“Did you like your roommate?” Carmine asked.
“No,” said Tom bluntly.
“Why?”
“Aw, gee, he was such a weed!”
“You don’t look like a judgmental type, Tom.”
“I’m not, and I could deal with a weed, Captain, if he was an ordinary weed. But Evan wasn’t. He was so-full of himself! I mean, he weighed about ninety pounds soaking wet and had a face like Miss Prissy out of a Foghorn Leghorn cartoon. But he didn’t believe he looked weird! To hear him talk, you’d get the impression that guys who weigh ninety pounds soaking wet and have faces like Miss Prissy are just what the doctor ordered. He had a hide so thick a naval shell couldn’t dent it!”

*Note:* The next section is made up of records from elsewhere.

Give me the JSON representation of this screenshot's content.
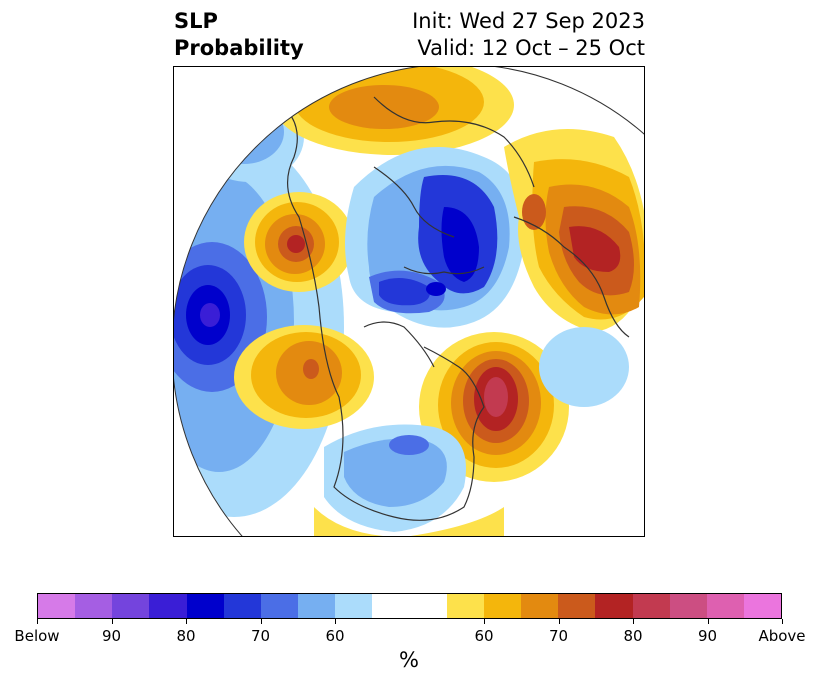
{
  "header": {
    "title_line1": "SLP",
    "title_line2": "Probability",
    "init_label": "Init: Wed 27 Sep 2023",
    "valid_label": "Valid: 12 Oct – 25 Oct"
  },
  "colorbar": {
    "colors": [
      "#d67ae8",
      "#a55ee3",
      "#7444dd",
      "#3a1ed6",
      "#0000cc",
      "#2337d8",
      "#4b6ee6",
      "#76aff1",
      "#abdcfb",
      "#ffffff",
      "#ffffff",
      "#fde14b",
      "#f4b60c",
      "#e38a10",
      "#cb5a1c",
      "#b32323",
      "#c23a50",
      "#cc4e82",
      "#de60b0",
      "#eb75de"
    ],
    "tick_labels": [
      "Below",
      "90",
      "80",
      "70",
      "60",
      "60",
      "70",
      "80",
      "90",
      "Above"
    ],
    "label": "%"
  },
  "map": {
    "projection": "polar-stereographic",
    "region": "Northern Hemisphere"
  }
}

“That’s thick,” said Carmine solemnly. “What was he like in class? Did he get good grades?”
“A-pluses in everything,” said Tom despondently. “He headed the class, even drew better than the rest of us. We got sick of seeing his drawing of a dogfish’s cranial nerves or an ox’s eyeball being held up as examples of what anatomical drawing ought to be like! Man, he was a pain! It would have been okay, except that he rubbed it in, especially to guys like me on scholarship. I mean, I’ll probably have to go into the army or navy to get out from under debt, which gouges a hole in the years I’ll have left to practice for myself.”